Tomaszewska Julia Zofia, Młyńczak Marcel, Georgakis Apostolos, Chousidis Christos, Ładogórska Magdalena, Kukwa Wojciech
School of Computing and Engineering, University of West London, London W5 5RF, UK.
Institute of Metrology and Biomedical Engineering, Faculty of Mechatronics, Warsaw University of Technology, 02-525 Warsaw, Poland.
Diagnostics (Basel). 2023 Sep 11;13(18):2914. doi: 10.3390/diagnostics13182914.
Heart rate is an essential diagnostic parameter indicating a patient's condition. The assessment of heart rate is also a crucial parameter in the diagnostics of various sleep disorders, including sleep apnoea, as well as sleep/wake pattern analysis. It is usually measured using an electrocardiograph (ECG)-a device monitoring the electrical activity of the heart using several electrodes attached to a patient's upper body-or photoplethysmography (PPG).
The following paper investigates an alternative method for heart rate detection and monitoring that operates on tracheal audio recordings. Datasets for this research were obtained from six participants along with ECG Holter (for validation), as well as from fifty participants undergoing a full night polysomnography testing, during which both heart rate measurements and audio recordings were acquired.
The presented method implements a digital filtering and peak detection algorithm applied to audio recordings obtained with a wireless sensor using a contact microphone attached in the suprasternal notch. The system was validated using ECG Holter data, achieving over 92% accuracy.

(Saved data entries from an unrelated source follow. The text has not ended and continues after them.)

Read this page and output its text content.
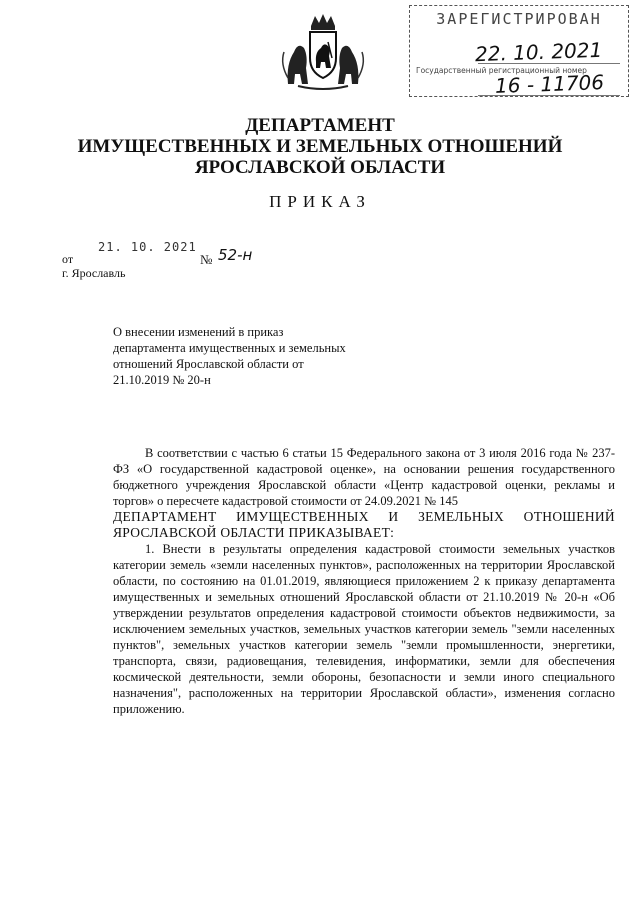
ЗАРЕГИСТРИРОВАН
22. 10. 2021
Государственный регистрационный номер
16 - 11706
ДЕПАРТАМЕНТ
ИМУЩЕСТВЕННЫХ И ЗЕМЕЛЬНЫХ ОТНОШЕНИЙ
ЯРОСЛАВСКОЙ ОБЛАСТИ
ПРИКАЗ
21. 10. 2021
от	№ 52-н
г. Ярославль
О внесении изменений в приказ департамента имущественных и земельных отношений Ярославской области от 21.10.2019 № 20-н

В соответствии с частью 6 статьи 15 Федерального закона от 3 июля 2016 года № 237-ФЗ «О государственной кадастровой оценке», на основании решения государственного бюджетного учреждения Ярославской области «Центр кадастровой оценки, рекламы и торгов» о пересчете кадастровой стоимости от 24.09.2021 № 145

ДЕПАРТАМЕНТ ИМУЩЕСТВЕННЫХ И ЗЕМЕЛЬНЫХ ОТНОШЕНИЙ ЯРОСЛАВСКОЙ ОБЛАСТИ ПРИКАЗЫВАЕТ:

1. Внести в результаты определения кадастровой стоимости земельных участков категории земель «земли населенных пунктов», расположенных на территории Ярославской области, по состоянию на 01.01.2019, являющиеся приложением 2 к приказу департамента имущественных и земельных отношений Ярославской области от 21.10.2019 № 20-н «Об утверждении результатов определения кадастровой стоимости объектов недвижимости, за исключением земельных участков, земельных участков категории земель "земли населенных пунктов", земельных участков категории земель "земли промышленности, энергетики, транспорта, связи, радиовещания, телевидения, информатики, земли для обеспечения космической деятельности, земли обороны, безопасности и земли иного специального назначения", расположенных на территории Ярославской области», изменения согласно приложению.
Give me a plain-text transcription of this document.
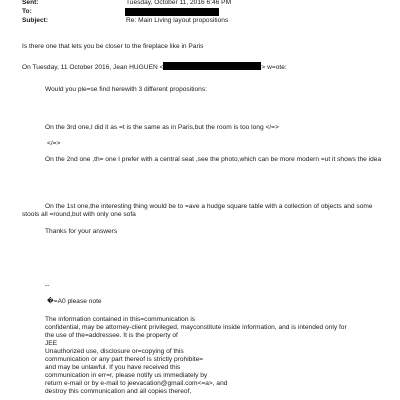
Sent:	Tuesday, October 11, 2016 6:46 PM
To:
Subject:	Re: Main Living layout propositions
Is there one that lets you be closer to the fireplace like in Paris
On Tuesday, 11 October 2016, Jean HUGUEN <	> w=ote:
Would you ple=se find herewith 3 different propositions:
On the 3rd one,I did it as =t is the same as in Paris,but the room is too long </=>
</=>
On the 2nd one ,th= one I prefer with a central seat ,see the photo,which can be more modern =ut it shows the idea
On the 1st one,the interesting thing would be to =ave a hudge square table with a collection of objects and some stools all =round,but with only one sofa
Thanks for your answers
--
�=A0 please note
The information contained in this=communication is
confidential, may be attorney-client privileged, mayconstitute inside information, and is intended only for
the use of the=addressee. It is the property of
JEE
Unauthorized use, disclosure or=copying of this
communication or any part thereof is strictly prohibite=
and may be unlawful. If you have received this
communication in err=r, please notify us immediately by
return e-mail or by e-mail to jeevacation@gmail.com<=a>, and
destroy this communication and all copies thereof,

Furthermore, the proposed algorithm was evaluated against whole-night polysomnography-derived HR using Bland-Altman's plots and Pearson's Correlation Coefficient, reaching the average of 0.82 (0.93 maximum) with 0 BPM error tolerance and 0.89 (0.97 maximum) at ±3 BPM.
The results prove that the proposed system serves the purpose of a precise heart rate monitoring tool that can conveniently assess HR during sleep as a part of a home-based sleep disorder diagnostics process.

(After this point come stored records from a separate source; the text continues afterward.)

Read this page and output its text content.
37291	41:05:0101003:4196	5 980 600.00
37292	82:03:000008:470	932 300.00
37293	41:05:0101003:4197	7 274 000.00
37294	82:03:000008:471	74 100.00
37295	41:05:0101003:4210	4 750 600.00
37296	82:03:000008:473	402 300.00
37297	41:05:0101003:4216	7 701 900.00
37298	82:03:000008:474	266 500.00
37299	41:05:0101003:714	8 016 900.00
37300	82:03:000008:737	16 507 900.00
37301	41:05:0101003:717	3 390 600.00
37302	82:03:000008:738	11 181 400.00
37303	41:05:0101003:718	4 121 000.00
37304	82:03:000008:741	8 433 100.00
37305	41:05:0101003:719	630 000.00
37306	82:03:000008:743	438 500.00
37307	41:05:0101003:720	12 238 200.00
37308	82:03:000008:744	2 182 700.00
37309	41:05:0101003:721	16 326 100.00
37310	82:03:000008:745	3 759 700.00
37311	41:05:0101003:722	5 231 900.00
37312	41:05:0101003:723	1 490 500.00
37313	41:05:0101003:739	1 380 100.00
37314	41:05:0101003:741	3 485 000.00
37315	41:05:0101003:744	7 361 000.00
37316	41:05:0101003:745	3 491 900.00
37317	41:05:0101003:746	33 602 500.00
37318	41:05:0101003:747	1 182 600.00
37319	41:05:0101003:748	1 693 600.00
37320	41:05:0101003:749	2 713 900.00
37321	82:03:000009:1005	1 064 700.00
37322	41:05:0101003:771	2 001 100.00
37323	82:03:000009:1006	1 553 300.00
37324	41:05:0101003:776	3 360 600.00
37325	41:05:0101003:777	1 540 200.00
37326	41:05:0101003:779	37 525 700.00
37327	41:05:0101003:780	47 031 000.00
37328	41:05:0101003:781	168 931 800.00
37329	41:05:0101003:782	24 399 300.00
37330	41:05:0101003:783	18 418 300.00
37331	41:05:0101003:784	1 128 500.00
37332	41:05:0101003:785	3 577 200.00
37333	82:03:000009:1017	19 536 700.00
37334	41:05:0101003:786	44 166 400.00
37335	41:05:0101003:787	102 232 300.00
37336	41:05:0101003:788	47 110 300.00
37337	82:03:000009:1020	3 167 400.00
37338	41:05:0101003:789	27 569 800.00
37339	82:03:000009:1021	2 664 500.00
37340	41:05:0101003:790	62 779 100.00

心率是指示患者病情的重要诊断参数。心率评估也是各种睡眠障碍(包括睡眠呼吸暂停)诊断以及睡眠/觉醒模式分析中的关键参数。通常使用心电图仪(ECG)进行测量,该设备通过连接到患者上身的多个电极来监测心脏的电活动,或者使用光电容积脉搏波描记法(PPG)进行测量。
以下论文研究了一种基于气管录音进行心率检测和监测的替代方法。本研究的数据集来自六名参与者以及心电图动态监测仪(用于验证),还有五十名接受整夜多导睡眠图测试的参与者,在此期间获取了心率测量值和录音。
所提出的方法实现了一种数字滤波和峰值检测算法,该算法应用于通过无线传感器使用附着在胸骨上切迹的接触式麦克风获得的录音。该系统使用心电图动态监测仪数据进行了验证,准确率超过92%。此外,使用布兰德-奥特曼图和皮尔逊相关系数,将所提出的算法与整夜多导睡眠图得出的心率进行了评估,在0次/分钟误差容限下平均达到0.82(最大值为0.93),在±3次/分钟时平均达到0.89(最大值为0.97)。
结果证明,所提出的系统可作为一种精确的心率监测工具,能够在家庭睡眠障碍诊断过程中方便地评估睡眠期间的心率。